Segundo o executivo, o movimento não representa uma retração do mercado, mas uma mudança de postura. A lógica de crescimento baseada apenas em volume perde espaço para estratégias mais seletivas, ancoradas em precificação adequada, governança e capacidade de retenção de riscos.
Dentro desse contexto, os ramos de Vida e Garantia aparecem como prioridades no plano estratégico da ALM para 2026. A companhia pretende ampliar sua capacidade de retenção, aprofundar o uso de dados e revisar seus modelos atuariais, em linha com um ambiente mais exigente do ponto de vista técnico. “O fortalecimento da nossa atuação em Vida e Garantia passa pela evolução dos modelos atuariais e pelo uso intensivo de dados para uma precificação cada vez mais precisa”, destaca Dominguez. Segundo ele, o recente aporte de capital realizado pela seguradora amplia a capacidade de assumir riscos de forma mais estratégica, sem comprometer os parâmetros de solvência e segurança exigidos pelo mercado.

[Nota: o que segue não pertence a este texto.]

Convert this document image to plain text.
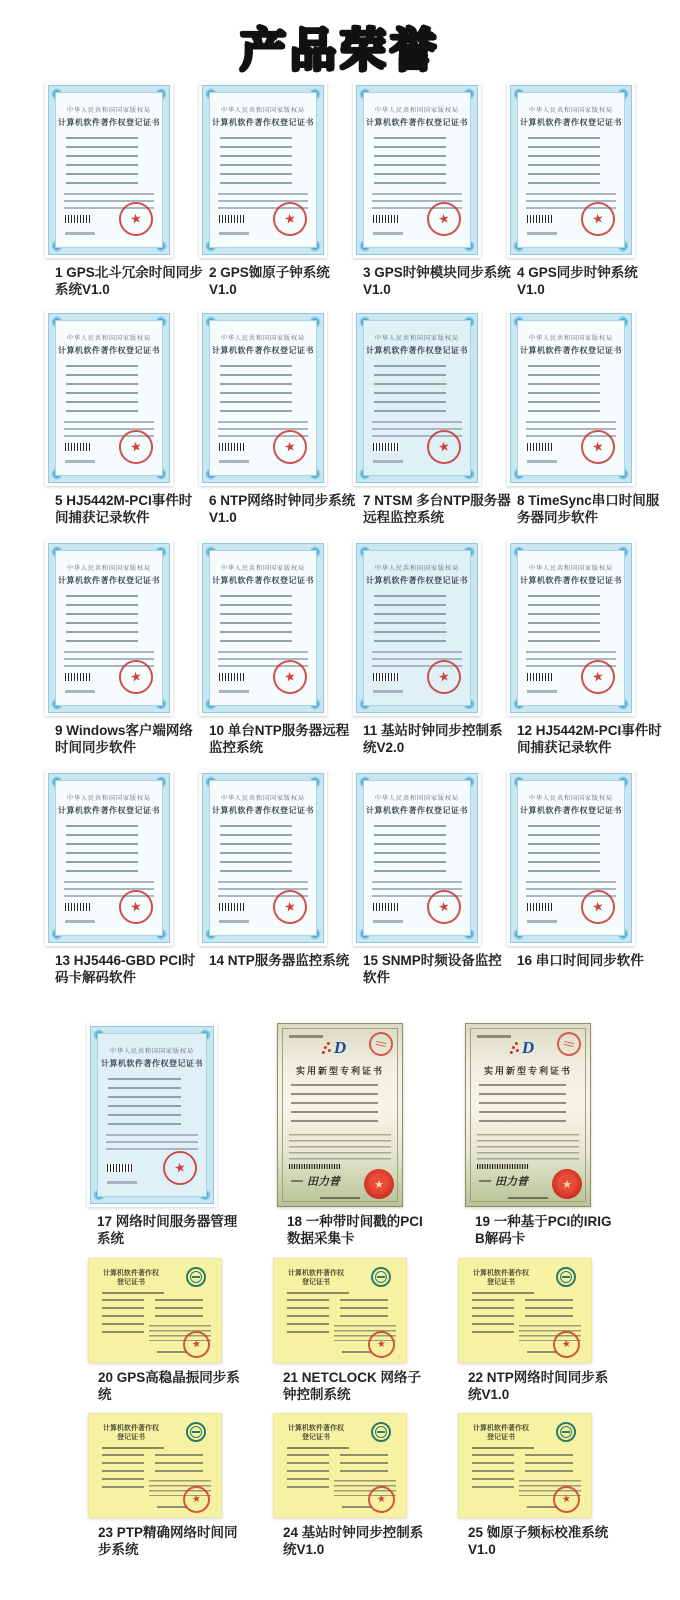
产品荣誉
中华人民共和国国家版权局
计算机软件著作权登记证书
★
1 GPS北斗冗余时间同步系统V1.0
中华人民共和国国家版权局
计算机软件著作权登记证书
★
2 GPS铷原子钟系统V1.0
中华人民共和国国家版权局
计算机软件著作权登记证书
★
3 GPS时钟模块同步系统V1.0
中华人民共和国国家版权局
计算机软件著作权登记证书
★
4 GPS同步时钟系统V1.0
中华人民共和国国家版权局
计算机软件著作权登记证书
★
5 HJ5442M-PCI事件时间捕获记录软件
中华人民共和国国家版权局
计算机软件著作权登记证书
★
6 NTP网络时钟同步系统V1.0
中华人民共和国国家版权局
计算机软件著作权登记证书
★
7 NTSM 多台NTP服务器远程监控系统
中华人民共和国国家版权局
计算机软件著作权登记证书
★
8 TimeSync串口时间服务器同步软件
中华人民共和国国家版权局
计算机软件著作权登记证书
★
9 Windows客户端网络时间同步软件
中华人民共和国国家版权局
计算机软件著作权登记证书
★
10 单台NTP服务器远程监控系统
中华人民共和国国家版权局
计算机软件著作权登记证书
★
11 基站时钟同步控制系统V2.0
中华人民共和国国家版权局
计算机软件著作权登记证书
★
12 HJ5442M-PCI事件时间捕获记录软件
中华人民共和国国家版权局
计算机软件著作权登记证书
★
13 HJ5446-GBD PCI时码卡解码软件
中华人民共和国国家版权局
计算机软件著作权登记证书
★
14 NTP服务器监控系统
中华人民共和国国家版权局
计算机软件著作权登记证书
★
15 SNMP时频设备监控软件
中华人民共和国国家版权局
计算机软件著作权登记证书
★
16 串口时间同步软件
中华人民共和国国家版权局
计算机软件著作权登记证书
★
17 网络时间服务器管理系统
D
实用新型专利证书
田力普
★
18 一种带时间戳的PCI数据采集卡
D
实用新型专利证书
田力普
★
19 一种基于PCI的IRIG B解码卡
计算机软件著作权
登记证书
★
20 GPS高稳晶振同步系统
计算机软件著作权
登记证书
★
21 NETCLOCK 网络子钟控制系统
计算机软件著作权
登记证书
★
22 NTP网络时间同步系统V1.0
计算机软件著作权
登记证书
★
23 PTP精确网络时间同步系统
计算机软件著作权
登记证书
★
24 基站时钟同步控制系统V1.0
计算机软件著作权
登记证书
★
25 铷原子频标校准系统V1.0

Na leitura da ALM, segmentos mais sensíveis ao ciclo econômico devem passar por um processo de ajuste mais claro. “Esperamos um ambiente de maior racionalidade na precificação, especialmente em linhas como garantia e seguros financeiros”, diz. Para ele, o amadurecimento do mercado tende a reduzir distorções observadas nos últimos anos, quando a competição acirrada pressionou margens e aumentou a exposição a riscos.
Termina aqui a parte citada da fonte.